Fig. 9: Using “miRNA Target Prediction” to identify the target genes of miR408
Fig. 10: Multiple sequence alignment by MEGA
Furthermore, we can compare these genes at the gene and genome levels. Taking Manes.18G085600 and Rc02G003981 as an example, we found that the exon-intron structures of these genes are similar (Fig. 11). In addition, by “Syntenic Gene” search in whole genome, we found that Manes.18G085600 and Rc02G003981 are located in syntenic blocks, which further confirmed the conservation of their sequences (Fig.12).
Fig. 11: Gene Structure of Manes.18G085600 and Rc02G003981
Fig. 12: “Syntenic Gene” search in whole genome
In summary, EupDB not only supports functional genomics research on a particular species in the Euphorbiaceae family, but also provides a variety of comparative tools for multiple species within the family, so we can more easily integrate and analyze information among multiple species.

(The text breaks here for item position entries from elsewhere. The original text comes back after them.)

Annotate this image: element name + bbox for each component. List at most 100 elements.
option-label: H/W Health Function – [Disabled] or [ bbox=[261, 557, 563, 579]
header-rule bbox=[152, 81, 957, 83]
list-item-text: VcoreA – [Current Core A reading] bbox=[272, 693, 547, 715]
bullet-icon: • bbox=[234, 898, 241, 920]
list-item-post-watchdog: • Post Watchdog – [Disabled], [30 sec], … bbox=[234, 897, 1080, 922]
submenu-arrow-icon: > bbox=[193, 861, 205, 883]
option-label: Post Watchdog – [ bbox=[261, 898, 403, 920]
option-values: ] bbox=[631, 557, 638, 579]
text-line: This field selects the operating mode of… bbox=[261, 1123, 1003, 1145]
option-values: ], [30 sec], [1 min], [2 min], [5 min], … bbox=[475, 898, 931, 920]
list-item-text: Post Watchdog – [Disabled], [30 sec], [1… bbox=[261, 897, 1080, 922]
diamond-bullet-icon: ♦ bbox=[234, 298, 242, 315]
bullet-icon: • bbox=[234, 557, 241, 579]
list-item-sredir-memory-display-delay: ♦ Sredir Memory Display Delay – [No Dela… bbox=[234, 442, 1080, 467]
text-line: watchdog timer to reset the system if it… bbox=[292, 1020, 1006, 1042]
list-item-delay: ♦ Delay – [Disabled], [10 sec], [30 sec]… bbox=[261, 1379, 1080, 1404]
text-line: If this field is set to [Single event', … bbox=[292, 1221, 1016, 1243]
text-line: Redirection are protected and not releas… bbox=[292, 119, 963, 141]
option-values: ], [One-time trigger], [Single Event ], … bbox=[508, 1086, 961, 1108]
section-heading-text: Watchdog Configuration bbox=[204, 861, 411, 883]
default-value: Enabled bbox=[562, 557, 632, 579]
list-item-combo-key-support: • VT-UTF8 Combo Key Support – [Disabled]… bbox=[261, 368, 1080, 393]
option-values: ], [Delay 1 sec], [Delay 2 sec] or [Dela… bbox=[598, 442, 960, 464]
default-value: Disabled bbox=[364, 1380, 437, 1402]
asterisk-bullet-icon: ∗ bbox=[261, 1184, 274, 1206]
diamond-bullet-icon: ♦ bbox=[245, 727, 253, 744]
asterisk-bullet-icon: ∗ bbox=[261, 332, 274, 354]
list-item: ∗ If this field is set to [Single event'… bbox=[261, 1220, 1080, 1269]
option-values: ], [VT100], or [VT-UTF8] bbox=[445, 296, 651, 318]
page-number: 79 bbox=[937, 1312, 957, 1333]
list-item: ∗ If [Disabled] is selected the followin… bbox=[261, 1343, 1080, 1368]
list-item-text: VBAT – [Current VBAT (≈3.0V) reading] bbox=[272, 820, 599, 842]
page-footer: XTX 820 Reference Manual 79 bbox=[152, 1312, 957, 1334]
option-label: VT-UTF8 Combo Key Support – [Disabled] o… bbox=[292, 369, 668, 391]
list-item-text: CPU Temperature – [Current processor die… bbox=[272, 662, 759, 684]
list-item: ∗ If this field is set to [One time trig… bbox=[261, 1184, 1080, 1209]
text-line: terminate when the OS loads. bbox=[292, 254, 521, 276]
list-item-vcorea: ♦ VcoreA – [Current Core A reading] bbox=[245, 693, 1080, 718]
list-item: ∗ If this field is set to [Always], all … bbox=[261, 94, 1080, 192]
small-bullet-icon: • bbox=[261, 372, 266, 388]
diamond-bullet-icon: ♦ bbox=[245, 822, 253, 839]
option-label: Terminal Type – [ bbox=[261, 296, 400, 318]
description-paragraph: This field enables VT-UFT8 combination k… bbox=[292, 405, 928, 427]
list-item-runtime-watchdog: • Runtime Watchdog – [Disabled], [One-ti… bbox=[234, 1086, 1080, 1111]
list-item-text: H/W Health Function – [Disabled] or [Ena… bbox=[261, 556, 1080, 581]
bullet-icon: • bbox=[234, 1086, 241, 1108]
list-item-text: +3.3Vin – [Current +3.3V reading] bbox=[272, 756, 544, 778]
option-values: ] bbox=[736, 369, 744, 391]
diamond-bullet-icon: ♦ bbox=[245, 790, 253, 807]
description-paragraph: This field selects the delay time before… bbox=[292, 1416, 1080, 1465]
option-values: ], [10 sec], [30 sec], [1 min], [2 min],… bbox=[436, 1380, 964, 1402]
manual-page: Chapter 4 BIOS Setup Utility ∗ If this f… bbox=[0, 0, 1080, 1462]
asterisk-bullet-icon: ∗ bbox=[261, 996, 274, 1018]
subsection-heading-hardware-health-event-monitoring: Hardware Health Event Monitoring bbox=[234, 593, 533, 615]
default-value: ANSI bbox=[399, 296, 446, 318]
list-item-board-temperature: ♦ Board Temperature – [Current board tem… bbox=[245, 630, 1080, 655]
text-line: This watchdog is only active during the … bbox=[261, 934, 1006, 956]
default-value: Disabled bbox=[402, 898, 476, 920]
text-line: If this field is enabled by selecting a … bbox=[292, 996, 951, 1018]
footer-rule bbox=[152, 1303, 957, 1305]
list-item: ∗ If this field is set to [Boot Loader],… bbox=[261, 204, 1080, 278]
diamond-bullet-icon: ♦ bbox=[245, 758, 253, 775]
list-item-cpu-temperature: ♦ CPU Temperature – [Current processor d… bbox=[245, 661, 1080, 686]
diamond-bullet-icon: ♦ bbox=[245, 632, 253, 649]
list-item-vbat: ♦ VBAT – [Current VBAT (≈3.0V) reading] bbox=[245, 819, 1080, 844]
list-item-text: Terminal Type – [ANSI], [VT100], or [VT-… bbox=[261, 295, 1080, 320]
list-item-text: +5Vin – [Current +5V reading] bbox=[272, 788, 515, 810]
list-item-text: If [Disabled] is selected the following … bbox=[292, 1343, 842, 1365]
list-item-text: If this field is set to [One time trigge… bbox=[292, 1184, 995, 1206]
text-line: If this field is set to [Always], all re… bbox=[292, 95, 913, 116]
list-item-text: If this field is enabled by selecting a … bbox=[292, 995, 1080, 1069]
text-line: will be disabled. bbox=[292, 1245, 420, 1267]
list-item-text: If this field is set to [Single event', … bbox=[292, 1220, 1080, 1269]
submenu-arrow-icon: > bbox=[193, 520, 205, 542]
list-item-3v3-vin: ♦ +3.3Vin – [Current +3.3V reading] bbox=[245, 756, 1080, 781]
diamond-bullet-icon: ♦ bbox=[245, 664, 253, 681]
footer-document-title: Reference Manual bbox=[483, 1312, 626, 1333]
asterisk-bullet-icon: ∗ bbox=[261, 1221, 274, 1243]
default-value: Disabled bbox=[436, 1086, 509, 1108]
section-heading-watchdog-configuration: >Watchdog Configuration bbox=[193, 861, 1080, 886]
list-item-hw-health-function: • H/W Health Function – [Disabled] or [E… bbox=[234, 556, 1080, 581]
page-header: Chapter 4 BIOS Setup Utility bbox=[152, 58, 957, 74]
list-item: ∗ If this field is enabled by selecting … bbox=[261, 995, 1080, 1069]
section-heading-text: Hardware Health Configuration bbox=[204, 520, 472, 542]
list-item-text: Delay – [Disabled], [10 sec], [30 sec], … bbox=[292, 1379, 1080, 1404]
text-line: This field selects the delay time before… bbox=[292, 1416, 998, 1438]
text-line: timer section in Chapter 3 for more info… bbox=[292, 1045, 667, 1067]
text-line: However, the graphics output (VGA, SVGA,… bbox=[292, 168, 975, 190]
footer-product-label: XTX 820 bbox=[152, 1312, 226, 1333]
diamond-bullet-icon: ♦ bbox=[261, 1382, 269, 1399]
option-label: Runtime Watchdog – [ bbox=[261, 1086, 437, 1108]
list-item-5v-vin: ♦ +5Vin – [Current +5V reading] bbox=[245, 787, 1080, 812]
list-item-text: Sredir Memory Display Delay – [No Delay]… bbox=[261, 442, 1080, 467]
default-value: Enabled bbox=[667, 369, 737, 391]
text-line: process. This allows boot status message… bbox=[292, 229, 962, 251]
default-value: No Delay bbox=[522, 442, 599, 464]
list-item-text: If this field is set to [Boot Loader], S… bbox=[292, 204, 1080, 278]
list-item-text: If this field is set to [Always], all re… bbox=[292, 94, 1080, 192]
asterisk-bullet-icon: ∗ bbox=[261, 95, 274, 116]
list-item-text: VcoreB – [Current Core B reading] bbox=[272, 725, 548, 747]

We believe that these modules and tools in EupDB will greatly facilitate comparative and functional genomics research on Euphorbiaceae plants, and provide support for the genetic improvement of important economic traits such as starch, rubber and seed oil quality and yield.
Reference:
Song, Z., Zhang, L., Wang, Y., Li, H., Li, S., Zhao, H., & Zhang, H. (2018). Constitutive expression of miR408 improves biomass and seed yield in Arabidopsis. Frontiers in Plant Science, 8, 2114.
Zhang, J. P., Yu, Y., Feng, Y. Z., Zhou, Y. F., Zhang, F., Yang, Y. W., … & Chen, Y. Q. (2017). MiR408 regulates grain yield and photosynthesis via a phytocyanin protein. Plant Physiology, 175(3), 1175-1185.